Above all, the data lake stores information in a highly granular "microdata" form, unlike licensed off-the-shelf solutions, which aggregate or pre-compute data to expedite analysis but end up compromising fidelity.
In contrast, the data lake has an almost infinite capacity to store data at the finest level, at the "power of one" so to speak, and refine, and add information at will. This data is fed into open source software, which can run through any number of data layers, and indeed any amount of data, in a very short time. The analysis arrives in real-time, is accurate, and keeps improving as the datasets become larger.
When they want to solve a particular problem, enterprises need only pull the required data from the data lake on to a data foundation. This data – which should ideally be of high-quality and granularity to deliver accurate results – is now stored on commodity hardware, such as Amazon Web Servers, Azure, or custom built commodity servers.
The analytics or data science layer sits atop the data foundation. Using machine learning, data scientists run various mathematical models of statistical analysis, and make that data science available as packaged open source software. Finally, the analytics results are presented in business-consumable form by visualization software like Tableau, or open source components like D3.
Opening up the possibilities
Open source technology has revolutionized data and analytics at every step of the value chain, from data storage to analysis, to visualization. Viewed from a design thinking perspective, open source makes every aspect desirable, feasible, and viable: enabling sharp insights into problem discovery and solution desirability; making it technically feasible to deliver accurate real-time analysis no matter how big the data; reducing cost of data storage, and processing dramatically to make every project affordable and viable.

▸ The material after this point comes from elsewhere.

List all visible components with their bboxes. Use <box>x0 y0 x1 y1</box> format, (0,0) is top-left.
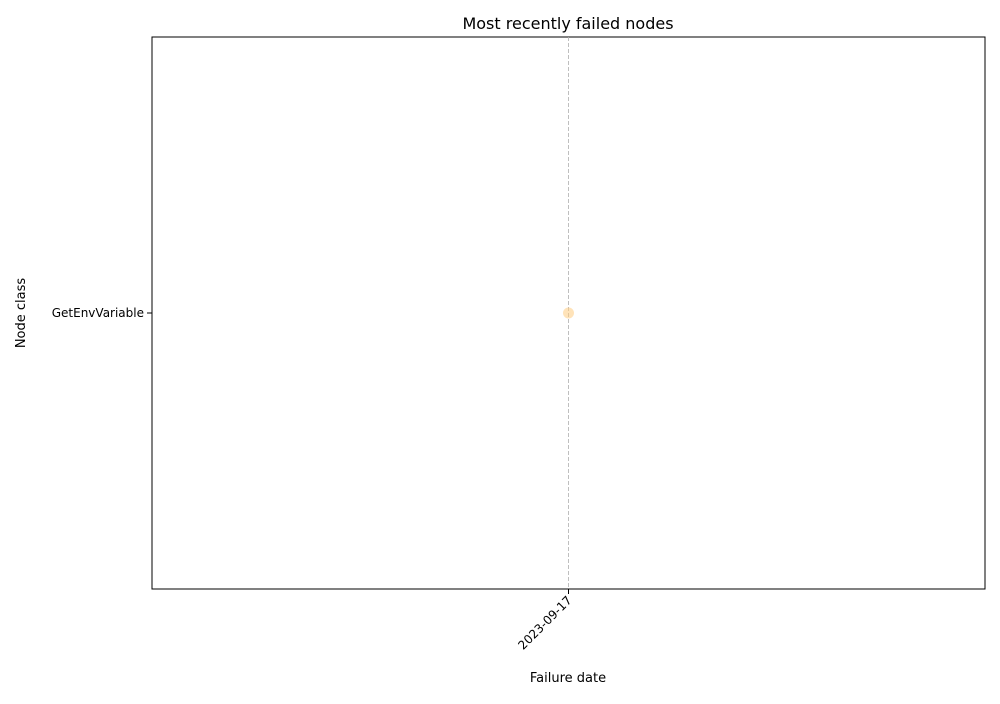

As open source throws open immense possibilities, its biggest challenge will be to assure security, access control and governance of the data lake. There is also the risk that a data lake that is not managed thoughtfully could end up as an aggregate of data silos in one place. Industry watchers caution about the need to train lay users in appreciating key nuances – contextual bias in data capture, incomplete nature of datasets, ways to merge and reconcile different data sources, and so on – which is a herculean task in every way.
While potential users are quite concerned about these issues, overall they are very excited about the opportunity. Meanwhile, the technology industry is trying to accelerate adoption by making all the open source capabilities discussed here available in a pre-tooled, enterprise-ready "out of the box" format. A global office automation firm has deployed such a solution to crunch the time it takes to process two million records to a few seconds, from several dozen minutes earlier. It is now able to make business predictions of 80 percent accuracy. And all of this has come at an investment that is a fraction of the cost of a proprietary statistical analysis tool. Open source technology has enabled it to simply do more with less for more.